The most controversial part of Paciurea’s work was finally recognised by the authorities in 1927, when he obtained the National Prize for Sculpture for the ‘Chimera of the Air, shown at the Official Salon in Bucharest. If the sculptor had always cautiously exhibited his sculpted chimeras together with other works, his drawings weren’t shown to the public, except for one time, in 1929, at the Drawing and Engraving Official Salon in Bucharest. The rediscovery of his drawings allows us to measure the extent of his work. Paciurea certainly wanted to create new forms and, from this point of view, his drawings aim towards a much more liberated formal language than his sculptures. His contorted figures abandon all proportions and all anatomical similitude. His pencil drawings, as well as his watercolours, gouaches or ink compositions, representing chimeras, were most probably produced in the 1920s. The identification of the three drawings shown three years before his death, is impossible, due to the same lack of information I mentioned above. The Salon catalogue only gives us the title, which is invariably ‘Chimera’. Only one of Paciurea’s drawn chimeras is mentioned in the permanent exhibition of 1940, in the Pinachotek of Bucharest. All the other drawings seem to never have been exhibited during Paciurea’s lifetime, being thus unknown to most of his contemporaries.

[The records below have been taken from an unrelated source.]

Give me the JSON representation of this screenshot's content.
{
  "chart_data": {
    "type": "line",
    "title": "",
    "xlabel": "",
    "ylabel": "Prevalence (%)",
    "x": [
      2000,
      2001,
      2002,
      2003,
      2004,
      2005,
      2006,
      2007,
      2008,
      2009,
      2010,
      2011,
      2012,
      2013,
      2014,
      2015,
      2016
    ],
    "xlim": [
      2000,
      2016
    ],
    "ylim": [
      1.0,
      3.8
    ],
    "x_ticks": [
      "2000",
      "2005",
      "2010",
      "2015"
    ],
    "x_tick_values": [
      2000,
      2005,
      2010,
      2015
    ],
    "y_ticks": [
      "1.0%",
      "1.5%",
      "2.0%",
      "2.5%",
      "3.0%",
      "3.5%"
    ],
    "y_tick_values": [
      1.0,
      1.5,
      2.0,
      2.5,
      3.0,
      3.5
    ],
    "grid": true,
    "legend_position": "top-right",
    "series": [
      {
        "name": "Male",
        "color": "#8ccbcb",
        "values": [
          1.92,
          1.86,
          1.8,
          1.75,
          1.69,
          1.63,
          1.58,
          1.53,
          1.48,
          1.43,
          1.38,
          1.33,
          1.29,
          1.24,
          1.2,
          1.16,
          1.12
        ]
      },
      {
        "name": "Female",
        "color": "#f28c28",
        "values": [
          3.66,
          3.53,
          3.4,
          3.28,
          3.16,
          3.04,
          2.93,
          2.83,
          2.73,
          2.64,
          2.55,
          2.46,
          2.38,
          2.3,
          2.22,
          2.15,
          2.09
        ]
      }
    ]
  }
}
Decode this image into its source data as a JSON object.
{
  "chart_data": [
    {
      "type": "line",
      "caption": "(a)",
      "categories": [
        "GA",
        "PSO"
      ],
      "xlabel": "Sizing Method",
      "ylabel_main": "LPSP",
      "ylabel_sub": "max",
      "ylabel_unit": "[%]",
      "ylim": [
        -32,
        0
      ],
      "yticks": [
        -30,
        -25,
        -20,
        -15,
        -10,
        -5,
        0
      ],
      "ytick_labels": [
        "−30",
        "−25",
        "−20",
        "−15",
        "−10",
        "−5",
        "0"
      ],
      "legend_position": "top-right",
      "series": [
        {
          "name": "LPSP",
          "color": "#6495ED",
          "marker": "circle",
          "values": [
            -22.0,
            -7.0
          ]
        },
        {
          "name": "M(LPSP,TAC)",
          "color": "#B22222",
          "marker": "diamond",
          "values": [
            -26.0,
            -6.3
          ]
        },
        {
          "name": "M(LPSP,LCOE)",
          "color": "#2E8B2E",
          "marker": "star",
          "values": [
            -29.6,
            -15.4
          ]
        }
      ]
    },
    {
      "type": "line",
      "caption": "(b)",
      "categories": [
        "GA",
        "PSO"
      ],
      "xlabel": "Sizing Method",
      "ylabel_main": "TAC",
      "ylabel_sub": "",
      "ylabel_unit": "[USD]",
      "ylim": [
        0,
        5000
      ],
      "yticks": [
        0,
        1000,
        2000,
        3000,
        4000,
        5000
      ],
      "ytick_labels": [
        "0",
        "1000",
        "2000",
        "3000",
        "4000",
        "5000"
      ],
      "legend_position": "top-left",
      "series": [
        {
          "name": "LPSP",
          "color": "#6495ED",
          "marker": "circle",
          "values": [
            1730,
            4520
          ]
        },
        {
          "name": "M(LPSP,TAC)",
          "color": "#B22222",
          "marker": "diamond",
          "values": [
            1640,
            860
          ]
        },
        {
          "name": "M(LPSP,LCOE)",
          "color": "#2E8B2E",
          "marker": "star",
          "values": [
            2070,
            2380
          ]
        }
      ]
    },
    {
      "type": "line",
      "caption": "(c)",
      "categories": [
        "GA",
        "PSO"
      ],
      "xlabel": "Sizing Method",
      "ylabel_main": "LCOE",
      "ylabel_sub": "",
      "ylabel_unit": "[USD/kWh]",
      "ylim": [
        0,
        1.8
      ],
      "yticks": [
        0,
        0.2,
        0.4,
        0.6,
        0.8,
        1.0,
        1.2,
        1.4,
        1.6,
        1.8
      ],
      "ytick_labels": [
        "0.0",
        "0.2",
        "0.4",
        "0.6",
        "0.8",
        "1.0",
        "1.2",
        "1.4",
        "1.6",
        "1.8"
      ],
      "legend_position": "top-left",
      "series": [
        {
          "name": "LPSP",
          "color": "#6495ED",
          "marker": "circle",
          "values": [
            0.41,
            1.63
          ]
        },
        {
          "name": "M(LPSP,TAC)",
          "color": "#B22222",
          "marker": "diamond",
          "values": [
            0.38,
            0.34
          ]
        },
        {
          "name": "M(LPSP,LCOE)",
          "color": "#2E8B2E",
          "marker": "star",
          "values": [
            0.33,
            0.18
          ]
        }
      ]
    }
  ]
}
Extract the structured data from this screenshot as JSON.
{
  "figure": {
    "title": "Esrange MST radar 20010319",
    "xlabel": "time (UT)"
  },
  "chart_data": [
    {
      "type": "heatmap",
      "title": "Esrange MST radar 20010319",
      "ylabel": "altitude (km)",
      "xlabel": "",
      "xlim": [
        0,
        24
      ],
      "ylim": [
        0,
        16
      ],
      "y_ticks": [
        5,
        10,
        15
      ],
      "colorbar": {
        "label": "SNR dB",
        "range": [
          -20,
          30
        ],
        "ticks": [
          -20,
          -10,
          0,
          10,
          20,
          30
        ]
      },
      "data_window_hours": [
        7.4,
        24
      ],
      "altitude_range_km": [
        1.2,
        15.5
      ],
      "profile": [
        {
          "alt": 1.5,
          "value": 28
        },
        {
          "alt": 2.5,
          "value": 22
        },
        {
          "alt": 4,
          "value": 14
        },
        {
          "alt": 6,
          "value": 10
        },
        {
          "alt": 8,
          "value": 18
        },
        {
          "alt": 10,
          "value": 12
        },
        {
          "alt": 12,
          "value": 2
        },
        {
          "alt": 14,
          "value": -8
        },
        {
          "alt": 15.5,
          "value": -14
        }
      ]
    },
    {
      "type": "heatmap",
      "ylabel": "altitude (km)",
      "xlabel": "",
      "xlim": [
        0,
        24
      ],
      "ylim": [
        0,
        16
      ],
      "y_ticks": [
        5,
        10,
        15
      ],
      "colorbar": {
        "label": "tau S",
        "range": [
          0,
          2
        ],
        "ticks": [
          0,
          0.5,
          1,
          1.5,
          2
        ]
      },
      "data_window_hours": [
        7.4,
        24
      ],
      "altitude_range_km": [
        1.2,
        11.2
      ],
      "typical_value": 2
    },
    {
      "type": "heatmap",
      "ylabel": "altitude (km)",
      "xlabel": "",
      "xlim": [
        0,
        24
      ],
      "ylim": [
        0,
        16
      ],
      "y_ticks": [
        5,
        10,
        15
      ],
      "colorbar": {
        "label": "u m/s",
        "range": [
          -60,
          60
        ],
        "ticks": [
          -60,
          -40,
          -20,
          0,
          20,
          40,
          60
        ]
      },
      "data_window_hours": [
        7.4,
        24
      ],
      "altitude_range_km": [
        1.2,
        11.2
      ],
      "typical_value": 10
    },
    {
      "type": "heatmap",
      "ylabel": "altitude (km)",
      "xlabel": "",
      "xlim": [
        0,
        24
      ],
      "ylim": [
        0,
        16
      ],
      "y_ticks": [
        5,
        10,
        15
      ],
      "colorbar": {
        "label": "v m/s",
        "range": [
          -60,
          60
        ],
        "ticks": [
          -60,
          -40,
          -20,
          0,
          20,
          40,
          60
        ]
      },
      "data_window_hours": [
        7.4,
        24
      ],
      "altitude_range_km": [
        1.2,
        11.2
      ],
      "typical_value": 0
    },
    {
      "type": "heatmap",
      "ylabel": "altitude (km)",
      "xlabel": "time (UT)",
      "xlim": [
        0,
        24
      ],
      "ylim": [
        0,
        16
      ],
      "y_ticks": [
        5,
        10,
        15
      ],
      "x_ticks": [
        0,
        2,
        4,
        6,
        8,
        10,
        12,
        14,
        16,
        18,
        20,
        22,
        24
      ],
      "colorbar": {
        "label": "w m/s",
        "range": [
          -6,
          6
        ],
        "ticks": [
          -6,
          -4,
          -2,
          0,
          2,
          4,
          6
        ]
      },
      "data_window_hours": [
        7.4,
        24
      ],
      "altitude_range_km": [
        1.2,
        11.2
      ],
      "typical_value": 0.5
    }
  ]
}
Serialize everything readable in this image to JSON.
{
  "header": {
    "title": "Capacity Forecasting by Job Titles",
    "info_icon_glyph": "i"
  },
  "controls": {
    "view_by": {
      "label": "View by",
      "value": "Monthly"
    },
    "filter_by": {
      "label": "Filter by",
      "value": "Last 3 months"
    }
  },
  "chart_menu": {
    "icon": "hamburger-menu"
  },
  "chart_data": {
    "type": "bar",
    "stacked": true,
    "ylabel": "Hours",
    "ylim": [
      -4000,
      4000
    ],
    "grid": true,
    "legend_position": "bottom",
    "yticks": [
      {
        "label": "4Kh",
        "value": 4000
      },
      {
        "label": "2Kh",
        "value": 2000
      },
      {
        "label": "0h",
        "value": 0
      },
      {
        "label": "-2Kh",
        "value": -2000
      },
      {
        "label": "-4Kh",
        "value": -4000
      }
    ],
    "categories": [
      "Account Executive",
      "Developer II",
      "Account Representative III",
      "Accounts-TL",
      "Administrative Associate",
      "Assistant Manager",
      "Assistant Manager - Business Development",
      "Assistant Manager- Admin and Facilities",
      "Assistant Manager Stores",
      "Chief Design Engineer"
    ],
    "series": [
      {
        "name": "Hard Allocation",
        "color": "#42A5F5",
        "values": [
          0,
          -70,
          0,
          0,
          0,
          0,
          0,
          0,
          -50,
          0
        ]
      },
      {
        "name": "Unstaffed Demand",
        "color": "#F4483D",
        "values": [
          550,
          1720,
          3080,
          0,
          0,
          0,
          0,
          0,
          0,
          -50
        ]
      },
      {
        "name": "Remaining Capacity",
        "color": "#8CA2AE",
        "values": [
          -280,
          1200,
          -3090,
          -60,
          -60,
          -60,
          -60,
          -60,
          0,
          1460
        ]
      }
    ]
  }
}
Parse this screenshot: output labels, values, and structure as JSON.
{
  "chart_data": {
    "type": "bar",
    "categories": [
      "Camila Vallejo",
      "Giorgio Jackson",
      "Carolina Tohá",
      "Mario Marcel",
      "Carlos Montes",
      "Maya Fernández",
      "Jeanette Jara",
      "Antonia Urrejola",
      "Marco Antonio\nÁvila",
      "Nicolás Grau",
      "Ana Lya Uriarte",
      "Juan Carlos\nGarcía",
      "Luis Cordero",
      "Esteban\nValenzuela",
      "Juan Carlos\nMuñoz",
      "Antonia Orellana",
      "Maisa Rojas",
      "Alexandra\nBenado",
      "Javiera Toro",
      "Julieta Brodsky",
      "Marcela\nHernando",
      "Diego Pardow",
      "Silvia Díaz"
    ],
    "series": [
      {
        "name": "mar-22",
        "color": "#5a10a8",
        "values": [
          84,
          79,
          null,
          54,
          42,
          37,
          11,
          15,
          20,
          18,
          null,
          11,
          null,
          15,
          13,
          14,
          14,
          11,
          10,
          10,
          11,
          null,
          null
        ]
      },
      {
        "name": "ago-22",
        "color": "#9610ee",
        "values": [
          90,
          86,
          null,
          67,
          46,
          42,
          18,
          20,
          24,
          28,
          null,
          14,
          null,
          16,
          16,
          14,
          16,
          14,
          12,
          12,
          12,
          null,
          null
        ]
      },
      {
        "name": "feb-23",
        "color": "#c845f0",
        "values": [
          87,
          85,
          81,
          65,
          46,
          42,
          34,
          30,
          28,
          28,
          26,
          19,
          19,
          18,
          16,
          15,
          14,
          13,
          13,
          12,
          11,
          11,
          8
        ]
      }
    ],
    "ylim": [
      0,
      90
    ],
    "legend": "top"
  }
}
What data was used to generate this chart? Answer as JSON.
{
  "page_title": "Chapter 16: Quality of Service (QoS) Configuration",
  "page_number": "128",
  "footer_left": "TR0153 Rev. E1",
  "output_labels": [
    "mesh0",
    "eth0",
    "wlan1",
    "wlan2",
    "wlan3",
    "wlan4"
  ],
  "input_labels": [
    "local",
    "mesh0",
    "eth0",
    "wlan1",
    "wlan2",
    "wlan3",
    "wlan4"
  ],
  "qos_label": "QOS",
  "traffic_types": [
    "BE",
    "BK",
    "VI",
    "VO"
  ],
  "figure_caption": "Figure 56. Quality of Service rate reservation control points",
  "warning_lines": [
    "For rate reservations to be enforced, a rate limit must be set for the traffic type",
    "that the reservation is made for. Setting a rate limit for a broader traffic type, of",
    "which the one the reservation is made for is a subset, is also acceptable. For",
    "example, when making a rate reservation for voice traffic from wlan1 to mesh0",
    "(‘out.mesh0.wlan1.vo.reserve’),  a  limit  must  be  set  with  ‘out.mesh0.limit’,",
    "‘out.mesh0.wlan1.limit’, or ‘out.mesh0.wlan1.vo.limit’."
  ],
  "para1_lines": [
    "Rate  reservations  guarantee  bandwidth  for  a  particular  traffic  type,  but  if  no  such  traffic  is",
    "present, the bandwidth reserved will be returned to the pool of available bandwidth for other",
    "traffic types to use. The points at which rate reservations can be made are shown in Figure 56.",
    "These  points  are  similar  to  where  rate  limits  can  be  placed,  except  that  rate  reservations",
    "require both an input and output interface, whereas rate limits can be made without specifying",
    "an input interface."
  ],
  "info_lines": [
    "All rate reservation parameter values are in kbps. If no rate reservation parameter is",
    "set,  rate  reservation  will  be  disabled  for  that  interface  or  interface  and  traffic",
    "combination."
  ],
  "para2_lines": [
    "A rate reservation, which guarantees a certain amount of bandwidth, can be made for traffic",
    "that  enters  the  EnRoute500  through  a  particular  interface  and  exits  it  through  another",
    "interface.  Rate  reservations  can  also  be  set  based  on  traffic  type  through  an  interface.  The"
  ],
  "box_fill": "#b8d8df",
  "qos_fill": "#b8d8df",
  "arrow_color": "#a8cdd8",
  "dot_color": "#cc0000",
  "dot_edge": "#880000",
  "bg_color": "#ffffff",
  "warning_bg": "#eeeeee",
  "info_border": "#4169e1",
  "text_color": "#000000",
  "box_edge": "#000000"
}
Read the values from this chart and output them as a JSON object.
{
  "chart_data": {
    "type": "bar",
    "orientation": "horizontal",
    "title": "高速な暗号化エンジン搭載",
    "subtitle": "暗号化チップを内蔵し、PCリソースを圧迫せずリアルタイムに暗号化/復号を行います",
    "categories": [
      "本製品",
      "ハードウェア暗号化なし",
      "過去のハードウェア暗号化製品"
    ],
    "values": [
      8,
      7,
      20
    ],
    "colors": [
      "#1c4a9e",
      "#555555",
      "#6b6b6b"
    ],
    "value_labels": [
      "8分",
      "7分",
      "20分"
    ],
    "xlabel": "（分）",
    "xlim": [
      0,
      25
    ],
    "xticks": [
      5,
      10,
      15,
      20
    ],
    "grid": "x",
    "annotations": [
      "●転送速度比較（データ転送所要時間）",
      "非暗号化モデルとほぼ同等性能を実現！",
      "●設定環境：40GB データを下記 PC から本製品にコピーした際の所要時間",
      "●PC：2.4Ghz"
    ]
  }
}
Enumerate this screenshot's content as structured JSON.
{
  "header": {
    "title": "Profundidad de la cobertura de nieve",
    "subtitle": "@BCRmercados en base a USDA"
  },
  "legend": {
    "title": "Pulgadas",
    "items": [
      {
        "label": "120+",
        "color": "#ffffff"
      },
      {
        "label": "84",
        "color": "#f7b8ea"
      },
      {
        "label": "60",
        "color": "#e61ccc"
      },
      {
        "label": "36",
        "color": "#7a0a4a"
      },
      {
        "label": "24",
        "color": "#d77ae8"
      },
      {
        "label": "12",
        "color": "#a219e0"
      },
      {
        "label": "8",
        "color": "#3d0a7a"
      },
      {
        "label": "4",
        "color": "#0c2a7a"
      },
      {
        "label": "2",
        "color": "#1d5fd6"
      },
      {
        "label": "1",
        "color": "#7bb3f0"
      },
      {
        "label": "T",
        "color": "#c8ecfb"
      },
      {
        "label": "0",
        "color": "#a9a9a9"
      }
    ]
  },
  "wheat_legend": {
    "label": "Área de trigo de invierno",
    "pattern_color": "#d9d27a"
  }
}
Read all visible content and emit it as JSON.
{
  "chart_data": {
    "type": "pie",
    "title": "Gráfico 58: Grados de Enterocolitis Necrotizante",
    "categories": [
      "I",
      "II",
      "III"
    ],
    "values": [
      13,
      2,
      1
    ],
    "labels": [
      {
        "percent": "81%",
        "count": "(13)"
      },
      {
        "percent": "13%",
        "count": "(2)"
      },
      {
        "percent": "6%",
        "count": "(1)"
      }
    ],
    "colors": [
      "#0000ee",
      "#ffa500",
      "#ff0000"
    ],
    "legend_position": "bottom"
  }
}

The sculptor’s last years are marked by suffering: a physical one, caused by cancer that led to his death on 14 July 1932, but also a moral pain, caused by bitterness and frustration. Indeed, the rare interviews of Paciurea prove that he considered his talent not fully recognised, especially by the establishment. The speech of the painter Camil Ressu, officially sent to Paciurea’s funeral by the Romanian Academy, reveals an image of the artist that was used by later historiography: ‘We thought that he was healthy, but he was sick; we believed him to be sceptical, but he was romantic; we believed him shy, but he was proud; we thought he was cheerful, but he was sad. Concealed in his inner life, he appears to us as mysterious, strange and cold. […] His complex feelings were materialised in his art.’
The question of the chimeras’ origin in Paciurea’s work often aroused contradictory opinions. There is no doubt that we should start asking ourselves about the sculptor’s interest in medieval art, so rich in monsters of all kind. The recent discovery of a bronze sculpture signed by Paciurea, but whose attribution remains to be confirmed, shows the sculptor’s curiosity for gargoyles, from which this figure, called ‘Griffon’ by its owner, is directly inspired: the long and tense neck from which a howl seems to burst out, its position and anatomy, entirely elongated, refer to this architectural element that is the gargoyle. Moreover, a drawing associating chimeras to a capital may confirm this source of inspiration.